Capacitive Sensor on a standalone AtMega328P

Hi,

I'm working on an standalone AtMega328P project that uses a capacitive sensor as a button, but I'm getting stuck right now. The project does work without problems on an arduino board, but as soon as I upload on a standalone AtMega328P the capacitive sensor is no longer working. The project is an LED lamp. The code is on github here. Also here is my schematic:

I'm currently using the <CapacitiveSensor.h> library with a 50MΩ resistor between pin 4 and 2 with a 100pF capacitor to ground. I was able to get consistant readings with the board, but I get the error value "-2" with the AtMega328P.

If someone can tell me: is it only possible to use capacitive sensor this way with a standalone microcontroller, if not, what can be done? Also, if someone is able to tell me why it cannot work on the microcontroller as a standalone, I'm still very interested in understand how they differ and how to mitigate this.

Capacitive sensors can be sensitive to the grounding plane of your board (or standalone construction). You might try using a star point ground design - where all system grounds are wired directly to the power ground point (rather than all grounds wired together at various points around the board and then occasionally or at one point connected to the power ground. To a dc engineer, this doesn't make sense sometimes (aren't all ground points the same at the same potential?) Yes. but when there are switching signals that act like AC (clocks, PWM any other switched signals), these introduce ac components to the circuit board and cause ac imparted behaviors, such as ground loops, eddy currents and oscillations that can affect capacitive sensors.

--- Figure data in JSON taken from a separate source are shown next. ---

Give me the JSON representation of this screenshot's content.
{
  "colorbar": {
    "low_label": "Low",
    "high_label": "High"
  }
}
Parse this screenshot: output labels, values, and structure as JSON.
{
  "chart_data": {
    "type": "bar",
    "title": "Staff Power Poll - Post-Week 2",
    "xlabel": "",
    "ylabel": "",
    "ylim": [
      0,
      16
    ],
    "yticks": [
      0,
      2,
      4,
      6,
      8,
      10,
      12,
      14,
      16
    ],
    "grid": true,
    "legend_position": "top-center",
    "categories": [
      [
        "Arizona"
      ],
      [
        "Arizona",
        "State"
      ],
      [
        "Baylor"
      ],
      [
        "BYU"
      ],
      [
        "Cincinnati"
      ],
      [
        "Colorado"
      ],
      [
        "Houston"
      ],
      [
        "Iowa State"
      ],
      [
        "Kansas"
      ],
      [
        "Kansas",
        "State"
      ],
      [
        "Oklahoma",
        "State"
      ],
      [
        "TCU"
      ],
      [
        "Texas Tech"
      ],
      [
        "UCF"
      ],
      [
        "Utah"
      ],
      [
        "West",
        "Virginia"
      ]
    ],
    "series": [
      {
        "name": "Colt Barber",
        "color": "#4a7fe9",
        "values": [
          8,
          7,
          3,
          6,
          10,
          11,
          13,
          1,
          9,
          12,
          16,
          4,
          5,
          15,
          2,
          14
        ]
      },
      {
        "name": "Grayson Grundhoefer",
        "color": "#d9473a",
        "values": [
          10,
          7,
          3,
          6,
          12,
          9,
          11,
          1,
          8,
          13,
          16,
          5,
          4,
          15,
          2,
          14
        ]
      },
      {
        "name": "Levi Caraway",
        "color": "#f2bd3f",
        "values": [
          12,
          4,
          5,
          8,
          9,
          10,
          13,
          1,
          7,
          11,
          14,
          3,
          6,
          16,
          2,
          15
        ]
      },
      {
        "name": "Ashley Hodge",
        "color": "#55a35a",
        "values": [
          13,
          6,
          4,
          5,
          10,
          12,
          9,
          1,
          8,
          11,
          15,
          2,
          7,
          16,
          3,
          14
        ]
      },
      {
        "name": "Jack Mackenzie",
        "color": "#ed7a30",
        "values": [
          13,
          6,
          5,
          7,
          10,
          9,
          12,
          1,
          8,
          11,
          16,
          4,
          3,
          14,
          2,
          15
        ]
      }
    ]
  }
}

It may be in your case that the Arduino board ground plane profile is optimized to minimise such interference, but that your standalone board design doe not account for it. When measuring, your scope (or the negative lead of your meter) should (in most cases) be directly connected to system ground as well.

Thinking of grounds in general, do ensure that all system grounds on all connected systems are connected together to a common system ground point. Many experimenters have been undone by not interconnecting all grounds to a common point.

If you're open to alternatives, I have very good experience with the ADCtouch library. It doesn't require any external components, but I've used a series resistor for good measure. a 10k one should work fine if your hardware allows it.

I'll look into it. Might be a solution. I used the library for no other reason that it was the first I found that had a solution for my goal.

Ok, I'm just so f*ing dumb... I plugged the capacitive touch in A2 and A4 not the digital pins. Makes a lot of sense why I was getting a time out error (-2).